I am playing some demos about recurrent neural network.
I noticed that the scale of my data in each column differs a lot. So I am considering to do some preprocess work before I throw data batches into my RNN. The close column is the target I want to predict in the future.
open high low volume price_change p_change ma5 ma10 \
0 20.64 20.64 20.37 163623.62 -0.08 -0.39 20.772 20.721
1 20.92 20.92 20.60 218505.95 -0.30 -1.43 20.780 20.718
2 21.00 21.15 20.72 269101.41 -0.08 -0.38 20.812 20.755
3 20.70 21.57 20.70 645855.38 0.32 1.55 20.782 20.788
4 20.60 20.70 20.20 458860.16 0.10 0.48 20.694 20.806
ma20 v_ma5 v_ma10 v_ma20 close
0 20.954 351189.30 388345.91 394078.37 20.56
1 20.990 373384.46 403747.59 411728.38 20.64
2 21.022 392464.55 405000.55 426124.42 20.94
3 21.054 445386.85 403945.59 473166.37 21.02
4 21.038 486615.13 378825.52 461835.35 20.70
My question is, is preprocessing the data with, say StandardScaler in sklearn necessary in my case? And why?
(You are welcome to edit my question)
It will be beneficial to normalize your training data. Having different features with widely different scales fed to your model will cause the network to weight the features not equally.
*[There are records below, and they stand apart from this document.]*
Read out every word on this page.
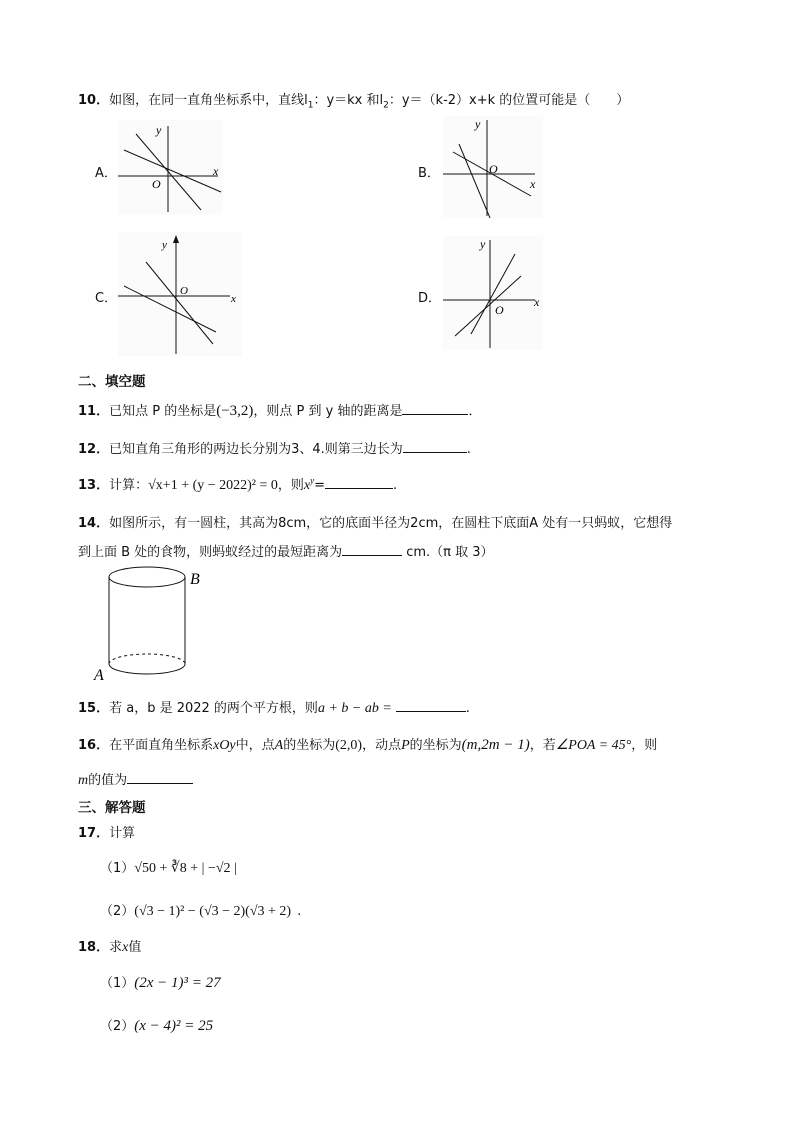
10．如图，在同一直角坐标系中，直线$l_1$：y＝kx 和$l_2$：y＝（k-2）x+k 的位置可能是（　　）
A．	B．
C．	D．
y
x
O
y
x
O
y
x
O
y
x
O
二、填空题
11．已知点 P 的坐标是(−3,2)，则点 P 到 y 轴的距离是	．
12．已知直角三角形的两边长分别为3、4.则第三边长为	.
13．计算：√x+1 + (y − 2022)² = 0，则$x^y=$	.
14．如图所示，有一圆柱，其高为8cm，它的底面半径为2cm，在圆柱下底面A 处有一只蚂蚁，它想得
到上面 B 处的食物，则蚂蚁经过的最短距离为	cm.（π 取 3）
B
A
15．若 a，b 是 2022 的两个平方根，则a + b − ab =	.
16．在平面直角坐标系xOy中，点A的坐标为(2,0)，动点P的坐标为(m,2m − 1)，若∠POA = 45°，则
m的值为
三、解答题
17．计算
（1）√50 + ∛8 + | −√2 |
（2）(√3 − 1)² − (√3 − 2)(√3 + 2) .
18．求x值
（1）(2x − 1)³ = 27
（2）(x − 4)² = 25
This can cause a falsely prioritisation of some features over the others in the representation.
Despite that the whole discussion on data preprocessing is controversial either on when exactly it is necessary and how to correctly normalize the data for each given model and application domain there is a general consensus in Machine Learning that running a Mean subtraction as well as a general Normalization preprocessing step is helpful.
In the case of Mean subtraction, the mean of every individual feature is being subtracted from the data which can be interpreted as centering the data around the origin from a geometric point of view. This is true for every dimensionality.
Normalizing the data after the Mean subtraction step results in a normalization of the data dimensionality to approximately the same scale. Note that the different features will loose any prioritization over each other after this step as mentioned above. If you have good reasons to think that the different scales in your features bear important information that the network may need to truly understand the underlying patterns in your dataset, then a normalization will be harmful. A standard approach would be to scale the inputs to have mean of 0 and a variance of 1.
Further preprocessing operations may be helpful in specific cases such as performing PCA or Whitening on your data. Look into the awesome notes of CS231n (Setting up the data and the model) for further reference on these topics as well as for a more detailed explenation of the topics above.
I found this https://arxiv.org/abs/1510.01378 If you normalize it may improve convergence so you will get lower training times.
Definetly yes. Most of neural networks work best with data beetwen 0-1 or -1 to 1(depends on output function). Also when some inputs are higher then others network will "think" they are more important. This can make learning very long. Network must first lower weights in this inputs.